LISBONA. È stata cameriera e maestra elementare, ha prestato servizio militare, poi ha intrapreso la carriera nel mondo della musica. E sabato sera, con la “mossa del pollo”, il look stravagante, l’e...
LISBONA. È stata cameriera e maestra elementare, ha prestato servizio militare, poi ha intrapreso la carriera nel mondo della musica. E sabato sera, con la “mossa del pollo”, il look stravagante, l’esibizione autoironica dei chili in più, l’israeliana Netta Barzilai ha vinto l'Eurovision Song Contest portando sul palco dell’Altice Arena di Lisbona la sua personale versione dell’empowerment femminile. «Stupido, non sono il tuo giocattolo», recita il brano “Toy” con cui Netta, data tra i favoriti della vigilia, ha superato la concorrenza di Cipro e Austria, aggiudicandosi un successo che il prossimo anno riporterà lo show musicale, organizzato ogni anno dall'European Broadcasting Union, in Israele, a Gerusalemme.

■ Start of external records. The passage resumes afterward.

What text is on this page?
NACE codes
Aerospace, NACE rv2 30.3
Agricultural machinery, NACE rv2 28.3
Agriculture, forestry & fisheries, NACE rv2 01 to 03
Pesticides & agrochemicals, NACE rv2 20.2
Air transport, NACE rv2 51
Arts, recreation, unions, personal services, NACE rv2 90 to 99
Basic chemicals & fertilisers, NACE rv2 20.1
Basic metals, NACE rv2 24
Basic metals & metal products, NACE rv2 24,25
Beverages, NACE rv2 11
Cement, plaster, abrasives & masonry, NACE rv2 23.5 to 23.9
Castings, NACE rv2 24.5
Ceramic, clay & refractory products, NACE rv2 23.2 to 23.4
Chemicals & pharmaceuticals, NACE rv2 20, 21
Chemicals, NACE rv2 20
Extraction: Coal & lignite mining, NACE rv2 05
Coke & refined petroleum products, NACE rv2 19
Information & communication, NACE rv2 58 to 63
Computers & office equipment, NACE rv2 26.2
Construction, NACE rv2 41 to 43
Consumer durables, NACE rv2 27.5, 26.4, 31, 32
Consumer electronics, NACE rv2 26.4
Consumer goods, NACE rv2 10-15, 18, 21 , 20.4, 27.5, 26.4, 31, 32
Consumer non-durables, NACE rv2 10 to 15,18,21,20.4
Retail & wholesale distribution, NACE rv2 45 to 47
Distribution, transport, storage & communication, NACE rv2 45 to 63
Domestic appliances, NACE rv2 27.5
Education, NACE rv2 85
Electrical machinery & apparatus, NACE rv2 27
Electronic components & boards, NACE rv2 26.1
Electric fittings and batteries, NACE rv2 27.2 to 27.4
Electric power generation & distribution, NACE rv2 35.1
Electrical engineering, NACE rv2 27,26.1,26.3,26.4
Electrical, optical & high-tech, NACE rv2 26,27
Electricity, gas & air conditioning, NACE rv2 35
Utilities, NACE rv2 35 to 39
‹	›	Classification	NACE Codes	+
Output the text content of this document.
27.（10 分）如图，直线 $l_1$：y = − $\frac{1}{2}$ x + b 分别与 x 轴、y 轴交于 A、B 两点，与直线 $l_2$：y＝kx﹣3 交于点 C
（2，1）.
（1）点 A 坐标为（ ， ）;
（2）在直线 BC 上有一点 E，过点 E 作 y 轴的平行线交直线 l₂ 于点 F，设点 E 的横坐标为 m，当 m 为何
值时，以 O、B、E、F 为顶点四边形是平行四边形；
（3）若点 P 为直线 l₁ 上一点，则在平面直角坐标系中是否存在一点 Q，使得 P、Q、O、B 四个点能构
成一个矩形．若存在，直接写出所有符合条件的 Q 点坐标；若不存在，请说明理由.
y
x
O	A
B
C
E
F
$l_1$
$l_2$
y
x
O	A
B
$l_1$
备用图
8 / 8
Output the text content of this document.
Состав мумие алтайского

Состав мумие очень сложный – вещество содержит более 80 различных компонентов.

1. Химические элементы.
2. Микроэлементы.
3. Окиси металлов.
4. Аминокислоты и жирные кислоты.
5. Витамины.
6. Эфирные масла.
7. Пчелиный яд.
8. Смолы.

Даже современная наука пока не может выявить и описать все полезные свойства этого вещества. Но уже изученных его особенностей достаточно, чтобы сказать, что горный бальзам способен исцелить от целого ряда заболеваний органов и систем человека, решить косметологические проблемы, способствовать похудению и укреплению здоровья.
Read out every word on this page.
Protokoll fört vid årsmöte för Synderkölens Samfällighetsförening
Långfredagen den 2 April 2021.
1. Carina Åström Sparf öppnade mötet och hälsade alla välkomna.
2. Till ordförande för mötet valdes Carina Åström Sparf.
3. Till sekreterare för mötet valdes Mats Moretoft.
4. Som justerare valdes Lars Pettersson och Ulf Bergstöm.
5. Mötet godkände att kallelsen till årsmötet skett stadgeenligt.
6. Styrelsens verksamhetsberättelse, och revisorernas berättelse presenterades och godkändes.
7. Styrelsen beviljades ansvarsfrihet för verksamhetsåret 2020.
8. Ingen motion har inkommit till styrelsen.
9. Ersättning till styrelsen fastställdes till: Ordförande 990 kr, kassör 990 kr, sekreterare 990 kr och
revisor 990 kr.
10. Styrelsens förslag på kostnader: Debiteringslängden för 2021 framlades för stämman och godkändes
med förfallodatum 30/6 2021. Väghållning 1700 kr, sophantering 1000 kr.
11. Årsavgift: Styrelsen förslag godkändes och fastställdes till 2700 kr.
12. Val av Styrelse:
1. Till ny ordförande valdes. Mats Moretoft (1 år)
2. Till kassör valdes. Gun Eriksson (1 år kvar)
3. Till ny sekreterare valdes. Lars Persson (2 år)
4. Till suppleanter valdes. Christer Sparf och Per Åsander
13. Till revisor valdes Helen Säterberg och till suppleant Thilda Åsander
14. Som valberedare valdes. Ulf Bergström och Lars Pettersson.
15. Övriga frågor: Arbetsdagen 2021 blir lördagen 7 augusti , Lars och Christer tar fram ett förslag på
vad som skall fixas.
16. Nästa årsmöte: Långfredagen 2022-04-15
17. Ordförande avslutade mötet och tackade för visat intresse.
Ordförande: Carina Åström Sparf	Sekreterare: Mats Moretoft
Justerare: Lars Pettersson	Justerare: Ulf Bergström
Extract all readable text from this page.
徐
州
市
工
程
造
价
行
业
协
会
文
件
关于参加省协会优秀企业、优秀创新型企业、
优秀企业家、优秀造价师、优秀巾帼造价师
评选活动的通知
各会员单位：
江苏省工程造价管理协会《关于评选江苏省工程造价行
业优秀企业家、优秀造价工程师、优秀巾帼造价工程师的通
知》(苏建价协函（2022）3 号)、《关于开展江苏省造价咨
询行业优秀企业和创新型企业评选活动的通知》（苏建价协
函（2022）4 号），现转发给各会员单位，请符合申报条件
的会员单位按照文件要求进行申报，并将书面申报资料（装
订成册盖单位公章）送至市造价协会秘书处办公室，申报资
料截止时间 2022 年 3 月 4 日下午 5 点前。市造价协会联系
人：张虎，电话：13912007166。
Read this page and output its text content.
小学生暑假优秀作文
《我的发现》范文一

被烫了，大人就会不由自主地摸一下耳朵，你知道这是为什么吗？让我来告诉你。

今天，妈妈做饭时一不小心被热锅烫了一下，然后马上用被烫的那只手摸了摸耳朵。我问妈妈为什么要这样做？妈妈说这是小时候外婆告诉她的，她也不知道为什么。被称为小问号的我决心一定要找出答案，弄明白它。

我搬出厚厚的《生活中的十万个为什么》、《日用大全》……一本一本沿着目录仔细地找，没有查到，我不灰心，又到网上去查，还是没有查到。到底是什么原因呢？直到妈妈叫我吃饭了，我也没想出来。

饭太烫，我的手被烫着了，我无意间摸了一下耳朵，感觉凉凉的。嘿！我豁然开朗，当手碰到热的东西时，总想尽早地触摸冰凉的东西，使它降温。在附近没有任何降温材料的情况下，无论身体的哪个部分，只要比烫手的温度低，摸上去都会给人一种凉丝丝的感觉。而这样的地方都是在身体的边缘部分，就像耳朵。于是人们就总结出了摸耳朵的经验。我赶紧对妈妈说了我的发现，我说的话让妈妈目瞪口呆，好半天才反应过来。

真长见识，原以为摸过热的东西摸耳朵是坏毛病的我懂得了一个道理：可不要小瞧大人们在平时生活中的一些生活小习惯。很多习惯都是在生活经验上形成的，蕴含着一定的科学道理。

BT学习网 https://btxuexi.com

I nostri Ermal Meta e Fabrizio Moro, che a Lisbona hanno proposto “Non mi avete fatto nient”, il brano contro la paura del terrorismo con cui hanno trionfato all’ultimo Sanremo, si sono dovuti accontentare della quinta posizione, pur con un onorevole terzo posto al televoto (dopo Israele e Cipro) che li ha rilanciati nella parte alta della classifica. «Ce l’abbiamo messa tutta per far passare il nostro messaggio», hanno commentato ai microfoni di Rai1, che ha trasmesso in diretta la finalissima. Venticinque anni, spiritosa, accattivante, forte di oltre 20 milioni di visualizzazioni del suo inno al girl power sul canale YouTube dell’Eurovision, Netta Barzilai si afferma largamente, nonostante la campagna di sabotaggio del voto lanciata dai Bds nelle scorse settimane, e regala a Israele la quarta vittoria al concorso musicale (al quale partecipa dal 1973, l'ultimo successo è di vent'anni fa), accendendo un nuovo riflettore sul Paese, nei giorni dell'inaugurazione dell'ambasciata Usa a Gerusalemme, del Giro d'Italia e delle celebrazioni dei 70 anni.